The Light Before Christmas
In a small suburb outside of Coeur d’Alene, Idaho there has been an ongoing legal battle between a Homeowner’s Association and a couple with an affinity for putting on an extravagant Christmas display at their home. After moving into the neighborhood in 2014, Jeremy and Kristy Morris began hosting a Christmas display that would make the Griswold family proud, complete with over 200,000 lights, dozens of carolers, and a real-life nativity scene including a live camel. The couple utilized donations from visitors to donate to children’s charities.
However, the Homeowner’s Association, after dealing with blocked roads and complaints of neighbors, considered the display a nuisance, and in violation of association rules restricting “excessive noise,” “increased traffic,” and “excessively bright lights.”

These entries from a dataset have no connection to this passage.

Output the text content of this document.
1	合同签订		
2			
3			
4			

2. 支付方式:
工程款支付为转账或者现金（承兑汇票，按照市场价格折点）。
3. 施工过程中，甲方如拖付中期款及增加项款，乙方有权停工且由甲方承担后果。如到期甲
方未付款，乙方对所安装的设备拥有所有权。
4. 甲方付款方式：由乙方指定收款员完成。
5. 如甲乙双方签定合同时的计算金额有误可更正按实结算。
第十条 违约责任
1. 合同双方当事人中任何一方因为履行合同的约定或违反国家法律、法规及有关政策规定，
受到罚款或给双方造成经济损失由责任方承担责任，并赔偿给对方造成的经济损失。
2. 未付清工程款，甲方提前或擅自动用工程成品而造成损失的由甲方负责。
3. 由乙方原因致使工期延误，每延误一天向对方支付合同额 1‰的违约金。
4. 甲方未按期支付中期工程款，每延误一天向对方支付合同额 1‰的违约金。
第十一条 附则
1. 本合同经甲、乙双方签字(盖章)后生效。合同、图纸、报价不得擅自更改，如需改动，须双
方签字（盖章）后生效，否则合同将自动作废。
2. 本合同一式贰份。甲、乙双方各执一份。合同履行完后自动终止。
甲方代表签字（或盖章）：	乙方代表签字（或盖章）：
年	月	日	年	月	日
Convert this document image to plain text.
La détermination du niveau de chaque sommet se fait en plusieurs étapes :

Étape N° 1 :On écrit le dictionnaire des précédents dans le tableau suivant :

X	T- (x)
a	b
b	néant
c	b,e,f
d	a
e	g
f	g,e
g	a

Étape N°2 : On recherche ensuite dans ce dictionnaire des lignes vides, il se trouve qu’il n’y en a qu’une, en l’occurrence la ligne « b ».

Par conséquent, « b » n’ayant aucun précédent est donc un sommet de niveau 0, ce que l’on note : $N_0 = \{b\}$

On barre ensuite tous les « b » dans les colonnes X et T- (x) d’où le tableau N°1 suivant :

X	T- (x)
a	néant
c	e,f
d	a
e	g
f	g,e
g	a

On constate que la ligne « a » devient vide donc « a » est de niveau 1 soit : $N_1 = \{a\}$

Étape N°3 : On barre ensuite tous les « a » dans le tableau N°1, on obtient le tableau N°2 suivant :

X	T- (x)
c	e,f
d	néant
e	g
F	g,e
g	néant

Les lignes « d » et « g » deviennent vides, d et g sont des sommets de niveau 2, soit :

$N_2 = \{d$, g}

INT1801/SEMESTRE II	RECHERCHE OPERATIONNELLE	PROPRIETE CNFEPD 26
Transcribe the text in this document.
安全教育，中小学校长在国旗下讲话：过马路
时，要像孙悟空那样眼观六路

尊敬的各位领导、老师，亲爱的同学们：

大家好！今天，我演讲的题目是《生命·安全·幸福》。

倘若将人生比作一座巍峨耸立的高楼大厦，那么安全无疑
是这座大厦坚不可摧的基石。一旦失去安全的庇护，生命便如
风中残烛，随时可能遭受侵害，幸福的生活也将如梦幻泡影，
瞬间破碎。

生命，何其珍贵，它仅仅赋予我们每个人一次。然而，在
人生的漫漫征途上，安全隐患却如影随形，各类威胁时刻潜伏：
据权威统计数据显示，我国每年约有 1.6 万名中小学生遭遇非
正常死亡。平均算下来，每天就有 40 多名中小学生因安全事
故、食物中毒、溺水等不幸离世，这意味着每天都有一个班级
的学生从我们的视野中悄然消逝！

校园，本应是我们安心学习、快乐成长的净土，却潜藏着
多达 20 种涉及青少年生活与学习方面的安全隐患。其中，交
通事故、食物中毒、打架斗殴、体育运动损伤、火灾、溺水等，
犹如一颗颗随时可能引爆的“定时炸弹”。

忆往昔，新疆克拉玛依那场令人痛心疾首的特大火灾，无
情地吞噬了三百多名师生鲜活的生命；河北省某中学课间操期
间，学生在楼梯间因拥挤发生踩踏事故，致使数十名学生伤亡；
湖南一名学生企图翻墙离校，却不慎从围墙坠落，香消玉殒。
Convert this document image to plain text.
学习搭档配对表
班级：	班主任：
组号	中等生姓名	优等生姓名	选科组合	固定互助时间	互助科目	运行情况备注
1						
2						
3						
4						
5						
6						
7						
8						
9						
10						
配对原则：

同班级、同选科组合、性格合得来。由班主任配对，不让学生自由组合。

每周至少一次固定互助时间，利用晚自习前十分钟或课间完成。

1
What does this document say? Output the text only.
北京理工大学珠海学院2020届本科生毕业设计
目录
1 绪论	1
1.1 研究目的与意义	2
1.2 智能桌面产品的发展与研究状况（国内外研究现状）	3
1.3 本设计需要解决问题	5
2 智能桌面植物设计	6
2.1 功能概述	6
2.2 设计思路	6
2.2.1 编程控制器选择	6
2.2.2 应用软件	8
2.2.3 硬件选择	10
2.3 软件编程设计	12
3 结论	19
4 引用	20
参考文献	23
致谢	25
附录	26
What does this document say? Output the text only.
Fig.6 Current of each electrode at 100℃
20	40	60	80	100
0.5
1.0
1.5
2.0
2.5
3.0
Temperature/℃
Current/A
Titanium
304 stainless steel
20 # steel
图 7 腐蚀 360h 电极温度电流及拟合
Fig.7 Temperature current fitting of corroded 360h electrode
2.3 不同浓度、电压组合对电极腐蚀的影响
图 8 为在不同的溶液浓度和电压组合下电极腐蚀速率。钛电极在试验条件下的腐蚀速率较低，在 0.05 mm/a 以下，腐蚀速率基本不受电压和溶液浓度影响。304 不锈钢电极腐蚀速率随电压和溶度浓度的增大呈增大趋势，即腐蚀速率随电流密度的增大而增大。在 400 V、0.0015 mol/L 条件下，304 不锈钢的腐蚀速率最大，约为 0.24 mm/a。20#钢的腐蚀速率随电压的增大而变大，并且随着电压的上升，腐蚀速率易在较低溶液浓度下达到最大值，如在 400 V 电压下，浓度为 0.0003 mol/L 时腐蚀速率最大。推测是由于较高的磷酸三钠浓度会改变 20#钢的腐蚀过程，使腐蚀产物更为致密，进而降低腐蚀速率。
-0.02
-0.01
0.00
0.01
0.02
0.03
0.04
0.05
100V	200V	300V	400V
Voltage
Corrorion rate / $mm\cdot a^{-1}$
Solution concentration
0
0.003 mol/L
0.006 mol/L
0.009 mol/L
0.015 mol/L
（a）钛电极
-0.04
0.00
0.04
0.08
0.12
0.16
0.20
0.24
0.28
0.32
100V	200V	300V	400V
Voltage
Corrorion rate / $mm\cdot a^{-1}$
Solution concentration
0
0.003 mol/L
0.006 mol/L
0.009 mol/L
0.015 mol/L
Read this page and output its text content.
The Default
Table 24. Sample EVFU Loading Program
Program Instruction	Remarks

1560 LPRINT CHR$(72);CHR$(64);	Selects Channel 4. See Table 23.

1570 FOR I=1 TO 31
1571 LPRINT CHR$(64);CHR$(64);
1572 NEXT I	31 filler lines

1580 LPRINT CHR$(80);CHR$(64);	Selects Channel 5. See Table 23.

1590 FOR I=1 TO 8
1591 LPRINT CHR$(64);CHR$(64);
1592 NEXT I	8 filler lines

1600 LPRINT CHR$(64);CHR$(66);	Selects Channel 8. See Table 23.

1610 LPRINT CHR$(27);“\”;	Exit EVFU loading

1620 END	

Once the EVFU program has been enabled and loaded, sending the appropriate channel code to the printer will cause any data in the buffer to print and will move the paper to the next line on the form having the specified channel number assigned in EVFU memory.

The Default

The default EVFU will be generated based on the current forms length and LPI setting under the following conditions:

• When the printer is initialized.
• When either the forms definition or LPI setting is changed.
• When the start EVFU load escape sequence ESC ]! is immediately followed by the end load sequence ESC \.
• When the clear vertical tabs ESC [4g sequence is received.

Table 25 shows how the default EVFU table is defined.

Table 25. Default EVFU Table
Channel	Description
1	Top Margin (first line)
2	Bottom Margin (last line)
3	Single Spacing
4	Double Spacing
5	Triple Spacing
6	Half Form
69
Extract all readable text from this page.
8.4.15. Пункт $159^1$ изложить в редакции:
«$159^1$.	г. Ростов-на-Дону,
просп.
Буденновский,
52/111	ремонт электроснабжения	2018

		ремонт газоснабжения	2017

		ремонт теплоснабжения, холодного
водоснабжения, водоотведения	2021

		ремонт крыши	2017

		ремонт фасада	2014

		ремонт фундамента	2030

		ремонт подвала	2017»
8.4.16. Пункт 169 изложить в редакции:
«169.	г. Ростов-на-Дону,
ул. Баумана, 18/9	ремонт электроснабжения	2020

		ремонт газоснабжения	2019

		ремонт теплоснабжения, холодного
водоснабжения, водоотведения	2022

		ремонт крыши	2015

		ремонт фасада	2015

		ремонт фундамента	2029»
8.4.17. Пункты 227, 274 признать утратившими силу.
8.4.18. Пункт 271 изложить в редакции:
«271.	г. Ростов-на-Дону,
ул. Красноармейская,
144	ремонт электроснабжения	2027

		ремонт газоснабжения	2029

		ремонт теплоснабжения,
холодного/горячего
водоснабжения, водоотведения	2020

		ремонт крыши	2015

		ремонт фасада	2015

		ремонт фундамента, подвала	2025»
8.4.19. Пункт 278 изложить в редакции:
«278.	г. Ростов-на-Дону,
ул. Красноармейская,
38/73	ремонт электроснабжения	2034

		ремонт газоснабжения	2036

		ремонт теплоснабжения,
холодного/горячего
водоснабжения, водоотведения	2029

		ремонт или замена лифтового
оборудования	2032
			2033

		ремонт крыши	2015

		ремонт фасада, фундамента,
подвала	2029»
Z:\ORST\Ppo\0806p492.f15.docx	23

Eventually, the dispute found its way to court and in 2018 an Idaho jury found the couple had been discriminated against by the Homeowner’s Association on the basis of their religion, and awarded $75,000 in damages.
In early 2019 a Federal judge overturned the jury’s decision, and issued an injunction—preventing the couple from further hosting the yearly Christmas program. After the trial, the judge concluded that the couple had “failed to offer sufficient proof upon which a reasonable jury could conclude that the Homeowners Association had violated” the Fair Housing Act. The Couple has appealed the trial judge’s decision to the United States Court of Appeals for the Ninth Circuit.